Your brain tries to save energy. Hence, when it experiences an event often, it forms patterns. These patterns are stored in the basal ganglia and become habits. That’s why you don’t think while brushing, eating, wearing clothes (choosing doesn’t count). It’s automatic. With experience, your conscious mind also works less while driving, cooking or swimming.
Preemption is another factor which leads to triggers. As discussed above, your brain experiences events and formulates patterns. These patterns can be good or bad. Imagine, for instance, that someone says something that ticks you off. This leads to an outburst of angry (and regrettable) reactions. Or if you look forward to something, your mind is filled with good thoughts. I’m hooked to doodling when I’m bored.

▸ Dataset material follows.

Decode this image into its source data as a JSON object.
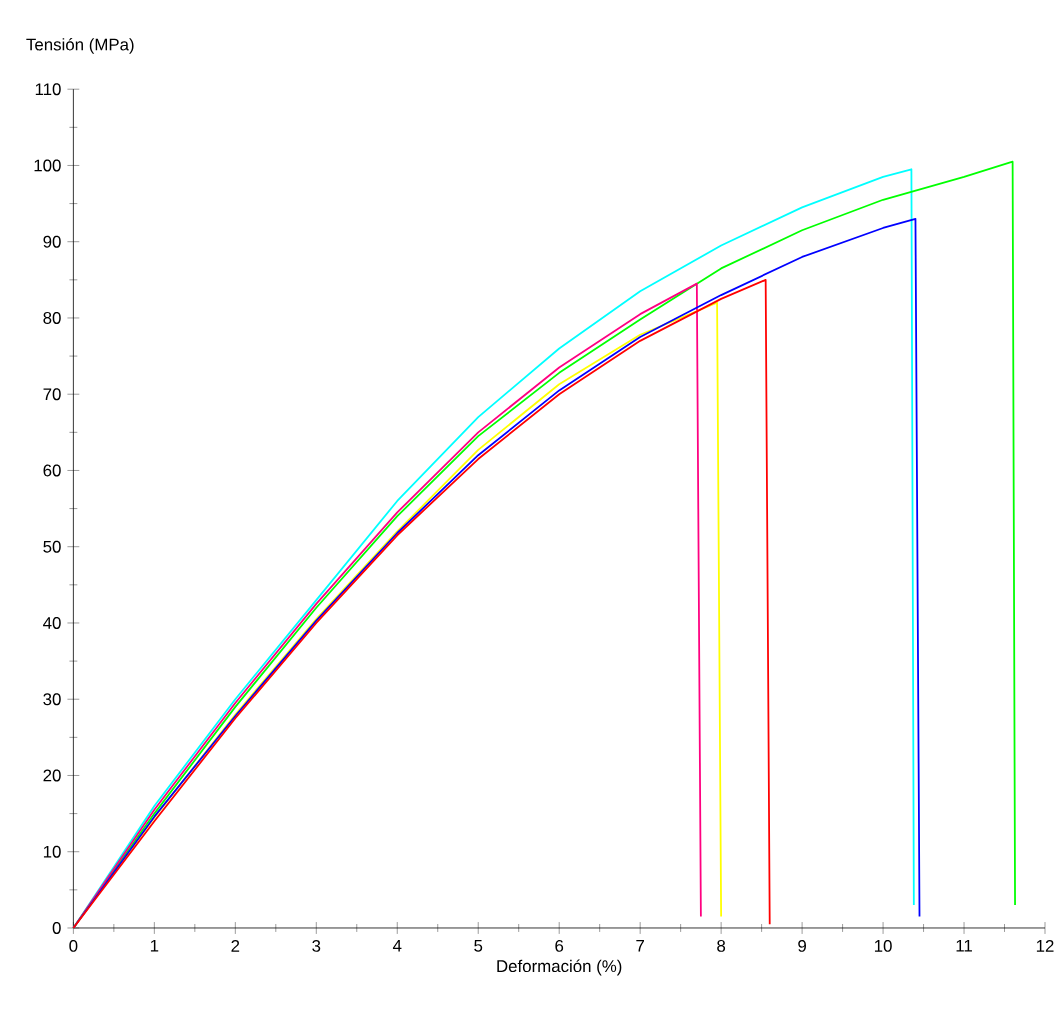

This trigger makes me numb-minded and irritable.
How can you become aware of these triggers and overcome how they challenge your subconscious mind? Judy Nelson suggests a simple exercise:
- Spend the next two weeks doing nothing different but observing your irritation.
- Write down every time you feel the least bit annoyed and what sets you off.
- At the end of the two weeks, review your entries for common triggers for irritation and frustration.
This exercise helps you become self aware and recognize your natural instincts. Once you know your triggers, you can tweak your responses. “Just because you are naturally reactive doesn’t mean that you always have to react naturally”, Judy writes.
Why is it important to control your reactions? Because reactions are often negative and knee-jerk. Responses, on the other hand are positive and yield positive results. The former often damages a situation and your ability to handle pressure. The latter makes you mentally stronger and fortifies you to take challenges on.
Yes, it is easy to blame others for your irritability. It’s your boss’ fault that the project wasn’t completed on time. It’s your friend’s fault because he said something which ruined your mood. It’s your spouse’s fault that… oh, anything that goes wrong can be blamed on a spouse. But that’s not how you lead life. Instead of looking for good people, focus on being one yourself.
Focus on others, and the world looks confusing. But focus on yourself, and all the pieces fall into place.